If you’ve just received results from a sleep study, one of the first numbers you’ll encounter is your AHI — the Apnea-Hypopnea Index. It’s a count of breathing disruptions per hour of sleep, and it’s the primary metric used to diagnose and classify sleep apnea. Understanding what your AHI means, and where it falls relative to established thresholds, is an important first step in deciding what to do next.
What AHI Measures
The AHI captures two types of breathing events:
Apneas are complete pauses in airflow lasting at least 10 seconds. These are further divided into obstructive apneas (caused by a physical blockage in the airway) and central apneas (caused by the brain failing to send the proper signal to breathe).
Hypopneas are partial reductions in airflow — typically defined as a 30% or greater drop in airflow accompanied by either an oxygen desaturation of 3–4% or an arousal from sleep, depending on which scoring criteria your lab uses.
Your AHI is the total count of these events divided by your total sleep time in hours.
What Is Considered Normal?
Fewer than 5 events per hour is the threshold for normal in adults. Most people without sleep apnea score between 0 and 4, with some variation based on sleep position, age, and the scoring rules used by the lab.
When asking how many sleep apnea events per hour is normal, the answer is straightforward: under 5 per hour. But the classification system extends well beyond that:
- Normal: Fewer than 5 events per hour
- Mild sleep apnea: 5 to 14.9 events per hour
- Moderate sleep apnea: 15 to 29.9 events per hour
- Severe sleep apnea: 30 or more events per hour
These thresholds come from the American Academy of Sleep Medicine (AASM) and are the standard used by sleep physicians across the United States. Some labs and studies use slightly different cutoffs, which is worth keeping in mind if you’re comparing results across different reports.
Why the Cutoff of 5?
The value of 5 as the boundary between normal and mild isn’t perfectly precise — it’s a clinical consensus built on population data and associated health outcomes. Research has consistently linked higher AHI scores with increased cardiovascular risk, daytime impairment, and other health consequences. At an AHI below 5, those associations are weak enough that treatment is generally not indicated unless symptoms are significant.
It’s also worth noting that AHI can be influenced by factors that aren’t inherently pathological. REM sleep, for example, is associated with higher rates of airway relaxation, so people with a high proportion of REM sleep may score slightly higher. Sleeping on your back tends to produce more events than sleeping on your side.
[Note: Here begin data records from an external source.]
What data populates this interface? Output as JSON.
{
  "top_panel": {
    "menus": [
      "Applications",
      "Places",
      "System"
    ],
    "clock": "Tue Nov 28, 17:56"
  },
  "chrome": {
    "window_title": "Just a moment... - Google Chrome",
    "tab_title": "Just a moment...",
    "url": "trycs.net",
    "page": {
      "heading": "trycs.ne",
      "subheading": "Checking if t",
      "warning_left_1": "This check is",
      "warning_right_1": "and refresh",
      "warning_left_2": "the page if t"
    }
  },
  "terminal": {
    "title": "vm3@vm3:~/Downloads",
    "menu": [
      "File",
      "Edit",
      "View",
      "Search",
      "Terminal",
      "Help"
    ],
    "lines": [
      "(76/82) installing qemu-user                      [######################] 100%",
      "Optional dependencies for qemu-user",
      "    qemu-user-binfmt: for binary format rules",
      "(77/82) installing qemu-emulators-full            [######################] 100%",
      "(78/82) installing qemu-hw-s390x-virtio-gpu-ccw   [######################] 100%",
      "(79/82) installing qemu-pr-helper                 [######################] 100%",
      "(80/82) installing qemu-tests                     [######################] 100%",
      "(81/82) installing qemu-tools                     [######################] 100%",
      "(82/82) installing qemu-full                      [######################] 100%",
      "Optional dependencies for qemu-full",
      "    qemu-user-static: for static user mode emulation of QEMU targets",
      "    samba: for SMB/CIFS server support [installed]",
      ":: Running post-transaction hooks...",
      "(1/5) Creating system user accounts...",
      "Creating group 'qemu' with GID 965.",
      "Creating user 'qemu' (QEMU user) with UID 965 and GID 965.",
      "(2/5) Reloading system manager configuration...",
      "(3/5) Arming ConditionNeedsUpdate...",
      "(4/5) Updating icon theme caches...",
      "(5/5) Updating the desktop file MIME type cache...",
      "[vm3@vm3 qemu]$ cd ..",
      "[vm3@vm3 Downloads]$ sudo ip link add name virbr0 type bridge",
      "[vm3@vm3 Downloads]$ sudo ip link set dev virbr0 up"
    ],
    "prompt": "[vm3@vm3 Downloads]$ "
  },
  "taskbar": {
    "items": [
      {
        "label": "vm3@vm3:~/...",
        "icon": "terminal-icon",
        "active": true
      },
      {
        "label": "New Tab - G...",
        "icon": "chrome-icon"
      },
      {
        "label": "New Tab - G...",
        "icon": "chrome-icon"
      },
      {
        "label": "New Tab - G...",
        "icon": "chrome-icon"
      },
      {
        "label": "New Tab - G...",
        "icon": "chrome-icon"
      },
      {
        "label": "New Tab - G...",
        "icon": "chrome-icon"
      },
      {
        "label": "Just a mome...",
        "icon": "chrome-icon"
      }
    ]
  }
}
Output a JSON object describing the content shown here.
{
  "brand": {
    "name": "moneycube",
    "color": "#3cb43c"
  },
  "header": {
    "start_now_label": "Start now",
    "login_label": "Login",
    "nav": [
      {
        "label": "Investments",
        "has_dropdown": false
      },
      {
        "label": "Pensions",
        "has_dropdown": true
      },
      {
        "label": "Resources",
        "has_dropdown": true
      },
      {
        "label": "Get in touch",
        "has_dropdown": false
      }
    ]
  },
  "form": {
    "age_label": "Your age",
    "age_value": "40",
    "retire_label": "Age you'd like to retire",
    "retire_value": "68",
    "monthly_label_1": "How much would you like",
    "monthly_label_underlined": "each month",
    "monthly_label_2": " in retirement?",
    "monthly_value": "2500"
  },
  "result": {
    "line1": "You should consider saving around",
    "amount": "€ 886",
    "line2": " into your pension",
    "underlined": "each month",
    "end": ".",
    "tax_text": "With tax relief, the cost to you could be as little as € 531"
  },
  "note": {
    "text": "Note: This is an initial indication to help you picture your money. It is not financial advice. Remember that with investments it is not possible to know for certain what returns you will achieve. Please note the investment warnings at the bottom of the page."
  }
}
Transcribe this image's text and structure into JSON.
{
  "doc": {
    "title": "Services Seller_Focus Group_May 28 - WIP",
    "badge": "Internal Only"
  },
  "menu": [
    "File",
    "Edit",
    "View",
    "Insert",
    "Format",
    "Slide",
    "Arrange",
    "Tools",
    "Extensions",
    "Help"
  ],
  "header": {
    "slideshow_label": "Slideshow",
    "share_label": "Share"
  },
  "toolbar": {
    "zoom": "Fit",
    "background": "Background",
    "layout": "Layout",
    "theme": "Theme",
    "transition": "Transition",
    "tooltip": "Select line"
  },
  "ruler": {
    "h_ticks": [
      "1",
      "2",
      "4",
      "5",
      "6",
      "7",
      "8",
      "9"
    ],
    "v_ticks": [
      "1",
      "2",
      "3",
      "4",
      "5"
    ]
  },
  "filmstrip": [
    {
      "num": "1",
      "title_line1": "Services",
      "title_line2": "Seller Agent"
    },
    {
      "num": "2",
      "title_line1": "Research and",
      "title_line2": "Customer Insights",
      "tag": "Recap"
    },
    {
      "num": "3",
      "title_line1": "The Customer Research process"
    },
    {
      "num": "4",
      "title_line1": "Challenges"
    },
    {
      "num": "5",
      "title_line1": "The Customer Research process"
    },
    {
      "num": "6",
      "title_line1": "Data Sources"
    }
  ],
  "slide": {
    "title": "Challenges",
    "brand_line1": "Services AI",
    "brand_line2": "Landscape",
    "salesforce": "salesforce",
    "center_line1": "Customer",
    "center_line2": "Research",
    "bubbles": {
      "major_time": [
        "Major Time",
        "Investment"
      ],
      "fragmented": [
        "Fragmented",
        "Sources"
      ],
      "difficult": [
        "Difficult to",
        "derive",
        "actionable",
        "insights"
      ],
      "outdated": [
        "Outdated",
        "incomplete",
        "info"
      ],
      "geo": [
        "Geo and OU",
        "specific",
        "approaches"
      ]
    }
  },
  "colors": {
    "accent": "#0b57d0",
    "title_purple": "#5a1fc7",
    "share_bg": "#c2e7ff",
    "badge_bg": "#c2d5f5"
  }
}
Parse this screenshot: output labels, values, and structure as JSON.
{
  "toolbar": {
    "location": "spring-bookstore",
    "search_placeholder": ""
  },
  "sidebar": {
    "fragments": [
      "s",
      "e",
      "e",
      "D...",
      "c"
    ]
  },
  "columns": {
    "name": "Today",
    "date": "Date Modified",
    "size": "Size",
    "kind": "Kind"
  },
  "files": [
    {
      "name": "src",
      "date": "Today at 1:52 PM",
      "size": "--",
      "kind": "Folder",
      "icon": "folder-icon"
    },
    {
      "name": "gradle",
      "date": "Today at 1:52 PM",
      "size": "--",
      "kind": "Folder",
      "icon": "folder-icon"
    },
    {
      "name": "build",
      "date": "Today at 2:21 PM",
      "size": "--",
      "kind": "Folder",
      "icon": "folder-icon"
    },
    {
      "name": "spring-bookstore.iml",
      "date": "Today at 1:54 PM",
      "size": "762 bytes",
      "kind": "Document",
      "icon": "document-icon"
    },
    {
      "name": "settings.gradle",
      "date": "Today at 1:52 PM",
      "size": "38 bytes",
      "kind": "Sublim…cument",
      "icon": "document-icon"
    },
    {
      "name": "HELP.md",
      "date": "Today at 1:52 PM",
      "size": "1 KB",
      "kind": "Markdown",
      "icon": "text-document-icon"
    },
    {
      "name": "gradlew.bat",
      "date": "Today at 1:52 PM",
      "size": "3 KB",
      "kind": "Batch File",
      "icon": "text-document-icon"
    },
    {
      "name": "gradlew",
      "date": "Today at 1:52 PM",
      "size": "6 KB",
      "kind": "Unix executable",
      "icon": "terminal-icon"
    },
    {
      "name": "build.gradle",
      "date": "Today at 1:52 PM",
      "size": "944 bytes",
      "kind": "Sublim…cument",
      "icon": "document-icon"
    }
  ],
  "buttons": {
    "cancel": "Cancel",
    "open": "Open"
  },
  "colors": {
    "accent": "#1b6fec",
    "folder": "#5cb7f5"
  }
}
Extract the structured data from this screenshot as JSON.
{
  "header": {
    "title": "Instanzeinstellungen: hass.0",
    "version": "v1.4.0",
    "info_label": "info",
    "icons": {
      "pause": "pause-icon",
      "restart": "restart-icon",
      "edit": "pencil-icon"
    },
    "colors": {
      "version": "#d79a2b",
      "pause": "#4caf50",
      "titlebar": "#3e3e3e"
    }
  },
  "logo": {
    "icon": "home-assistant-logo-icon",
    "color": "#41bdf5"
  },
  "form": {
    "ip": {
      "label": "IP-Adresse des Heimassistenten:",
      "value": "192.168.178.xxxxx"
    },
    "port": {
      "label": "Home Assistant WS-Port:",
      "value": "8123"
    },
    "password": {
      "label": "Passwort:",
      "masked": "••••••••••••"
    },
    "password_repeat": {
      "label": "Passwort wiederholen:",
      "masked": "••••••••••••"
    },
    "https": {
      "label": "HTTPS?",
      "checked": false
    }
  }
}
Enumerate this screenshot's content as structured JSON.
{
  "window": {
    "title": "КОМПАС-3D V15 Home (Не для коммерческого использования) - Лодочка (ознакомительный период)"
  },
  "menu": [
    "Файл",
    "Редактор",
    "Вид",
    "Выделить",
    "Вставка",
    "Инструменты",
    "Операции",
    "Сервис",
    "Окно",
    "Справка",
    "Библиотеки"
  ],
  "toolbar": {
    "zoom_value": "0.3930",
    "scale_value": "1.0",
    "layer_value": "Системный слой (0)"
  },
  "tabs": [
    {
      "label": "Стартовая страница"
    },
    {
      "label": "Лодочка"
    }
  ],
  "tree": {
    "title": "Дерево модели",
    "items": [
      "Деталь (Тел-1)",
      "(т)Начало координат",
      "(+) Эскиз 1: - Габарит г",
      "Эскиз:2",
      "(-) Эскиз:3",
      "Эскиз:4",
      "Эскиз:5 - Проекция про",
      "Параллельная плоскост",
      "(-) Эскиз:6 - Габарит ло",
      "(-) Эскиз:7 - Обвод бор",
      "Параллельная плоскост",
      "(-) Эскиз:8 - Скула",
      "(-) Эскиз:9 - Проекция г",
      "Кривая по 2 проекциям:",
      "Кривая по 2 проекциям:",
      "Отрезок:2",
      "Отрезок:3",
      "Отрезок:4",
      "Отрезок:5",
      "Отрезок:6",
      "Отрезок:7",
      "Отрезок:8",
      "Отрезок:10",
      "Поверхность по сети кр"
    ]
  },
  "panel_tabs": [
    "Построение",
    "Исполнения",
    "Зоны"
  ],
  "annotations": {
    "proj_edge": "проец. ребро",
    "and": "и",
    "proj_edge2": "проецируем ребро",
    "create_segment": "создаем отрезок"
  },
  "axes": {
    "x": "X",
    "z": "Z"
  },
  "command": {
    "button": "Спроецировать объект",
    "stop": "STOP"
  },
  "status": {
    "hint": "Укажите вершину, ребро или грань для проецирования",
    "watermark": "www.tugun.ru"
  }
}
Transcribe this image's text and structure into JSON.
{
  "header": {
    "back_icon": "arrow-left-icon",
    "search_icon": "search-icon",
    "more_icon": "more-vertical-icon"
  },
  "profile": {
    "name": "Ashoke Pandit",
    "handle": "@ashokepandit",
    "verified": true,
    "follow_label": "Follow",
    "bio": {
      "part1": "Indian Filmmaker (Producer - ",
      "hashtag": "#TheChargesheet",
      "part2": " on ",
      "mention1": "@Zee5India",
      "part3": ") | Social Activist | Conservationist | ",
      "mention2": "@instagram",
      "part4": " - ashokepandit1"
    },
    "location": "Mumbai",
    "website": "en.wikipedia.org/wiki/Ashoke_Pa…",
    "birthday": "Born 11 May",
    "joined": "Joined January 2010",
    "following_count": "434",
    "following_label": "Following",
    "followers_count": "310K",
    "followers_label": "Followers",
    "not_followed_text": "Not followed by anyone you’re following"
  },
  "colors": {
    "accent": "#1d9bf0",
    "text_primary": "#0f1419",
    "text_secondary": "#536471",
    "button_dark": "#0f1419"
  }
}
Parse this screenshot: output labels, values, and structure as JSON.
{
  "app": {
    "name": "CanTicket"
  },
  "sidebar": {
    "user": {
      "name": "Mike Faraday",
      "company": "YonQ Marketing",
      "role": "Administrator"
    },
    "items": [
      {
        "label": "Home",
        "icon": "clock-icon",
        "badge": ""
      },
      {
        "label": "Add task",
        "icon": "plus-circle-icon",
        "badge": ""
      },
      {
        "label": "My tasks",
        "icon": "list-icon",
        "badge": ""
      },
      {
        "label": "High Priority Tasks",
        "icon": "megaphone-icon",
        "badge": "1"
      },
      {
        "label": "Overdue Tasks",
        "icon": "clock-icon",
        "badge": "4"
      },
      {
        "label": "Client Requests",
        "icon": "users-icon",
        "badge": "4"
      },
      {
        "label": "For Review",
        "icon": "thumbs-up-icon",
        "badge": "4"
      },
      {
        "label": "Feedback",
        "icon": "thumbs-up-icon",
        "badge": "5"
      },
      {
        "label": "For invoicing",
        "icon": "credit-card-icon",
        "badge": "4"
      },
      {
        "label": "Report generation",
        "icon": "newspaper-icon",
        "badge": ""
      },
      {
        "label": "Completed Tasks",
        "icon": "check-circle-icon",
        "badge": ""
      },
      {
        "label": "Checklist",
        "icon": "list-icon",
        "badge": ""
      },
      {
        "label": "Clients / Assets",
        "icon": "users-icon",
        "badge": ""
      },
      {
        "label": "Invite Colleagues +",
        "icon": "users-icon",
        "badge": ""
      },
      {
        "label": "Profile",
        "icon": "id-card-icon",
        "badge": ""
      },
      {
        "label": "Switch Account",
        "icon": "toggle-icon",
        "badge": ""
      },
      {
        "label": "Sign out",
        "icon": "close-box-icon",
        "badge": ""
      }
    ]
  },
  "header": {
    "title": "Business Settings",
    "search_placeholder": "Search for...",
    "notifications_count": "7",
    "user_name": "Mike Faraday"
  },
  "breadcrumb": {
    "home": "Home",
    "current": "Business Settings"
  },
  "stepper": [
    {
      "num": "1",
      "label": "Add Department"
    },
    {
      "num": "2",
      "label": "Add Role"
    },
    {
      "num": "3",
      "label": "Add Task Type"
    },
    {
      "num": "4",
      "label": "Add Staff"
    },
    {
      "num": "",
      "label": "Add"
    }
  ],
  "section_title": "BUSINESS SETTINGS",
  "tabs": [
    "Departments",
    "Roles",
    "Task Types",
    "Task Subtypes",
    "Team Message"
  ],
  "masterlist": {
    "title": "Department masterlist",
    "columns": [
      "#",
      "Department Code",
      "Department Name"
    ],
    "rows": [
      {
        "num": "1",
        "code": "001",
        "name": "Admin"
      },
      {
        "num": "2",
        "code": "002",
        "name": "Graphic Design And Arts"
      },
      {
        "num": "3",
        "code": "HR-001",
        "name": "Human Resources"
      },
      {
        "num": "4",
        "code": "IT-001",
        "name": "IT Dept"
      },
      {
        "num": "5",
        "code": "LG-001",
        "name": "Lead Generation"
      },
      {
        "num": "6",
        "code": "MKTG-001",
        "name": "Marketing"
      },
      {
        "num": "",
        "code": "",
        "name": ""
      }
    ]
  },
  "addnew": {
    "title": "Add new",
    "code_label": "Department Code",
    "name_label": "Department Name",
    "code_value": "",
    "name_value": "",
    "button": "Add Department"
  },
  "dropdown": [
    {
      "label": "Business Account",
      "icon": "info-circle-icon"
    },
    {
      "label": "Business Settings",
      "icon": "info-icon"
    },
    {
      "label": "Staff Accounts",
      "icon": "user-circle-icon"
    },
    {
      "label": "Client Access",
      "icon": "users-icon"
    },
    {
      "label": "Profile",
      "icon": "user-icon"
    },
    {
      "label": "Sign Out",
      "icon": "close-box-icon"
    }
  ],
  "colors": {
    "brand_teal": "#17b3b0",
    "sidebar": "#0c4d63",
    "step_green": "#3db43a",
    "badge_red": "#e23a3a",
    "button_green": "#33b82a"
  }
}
Age is also a factor — older adults tend to have higher AHIs even without clinically significant sleep apnea.
Symptoms Matter as Much as the Number
An AHI doesn’t exist in a vacuum. A person with an AHI of 8 who wakes exhausted every morning, snores loudly, and has a partner reporting witnessed apneas is in a meaningfully different situation than someone with an AHI of 8 who sleeps well and has no daytime symptoms. Sleep physicians consider both the index score and the clinical picture when recommending treatment.
Some people with mild sleep apnea are treated; others are monitored. The decision depends on symptom burden, the presence of other health conditions (particularly cardiovascular disease or uncontrolled hypertension), and patient preference. Moderate and severe sleep apnea, by contrast, almost always warrants treatment because of the more significant physiological burden of repeated arousal and oxygen desaturation throughout the night.
Types of Sleep Studies and How They Affect Your Score
Your AHI can vary depending on the type of study used to measure it.
In-lab polysomnography (PSG) is the gold standard. It records brain activity, eye movements, muscle tone, oxygen levels, airflow, and respiratory effort simultaneously. AHI from a PSG is calculated using verified total sleep time.
Home sleep apnea tests (HSAT) are more limited. They typically measure airflow, respiratory effort, and oxygen saturation, but not actual sleep staging. Because they can’t confirm total sleep time, many home devices calculate a respiratory event index (REI) based on total recording time rather than sleep time. This can produce a somewhat lower number than an in-lab study — meaning a home test may underestimate severity in some cases.
If your home study result is borderline or your symptoms are significant, your provider may recommend an in-lab study for a more complete picture.
What Happens After Diagnosis
If your AHI falls in the mild range and symptoms are minimal, your provider might recommend positional therapy (avoiding back sleeping), weight management if relevant, or watchful waiting with a follow-up study. If symptoms are present or the AHI is moderate to severe, CPAP therapy is typically the first-line recommendation. Other options include oral appliance therapy, positional devices, or in select cases, surgical intervention.
The number itself is a starting point for a conversation, not a final verdict. If you have questions about your AHI or what it means for treatment, your sleep specialist or ordering physician is the right person to walk through the implications with you given your full health history.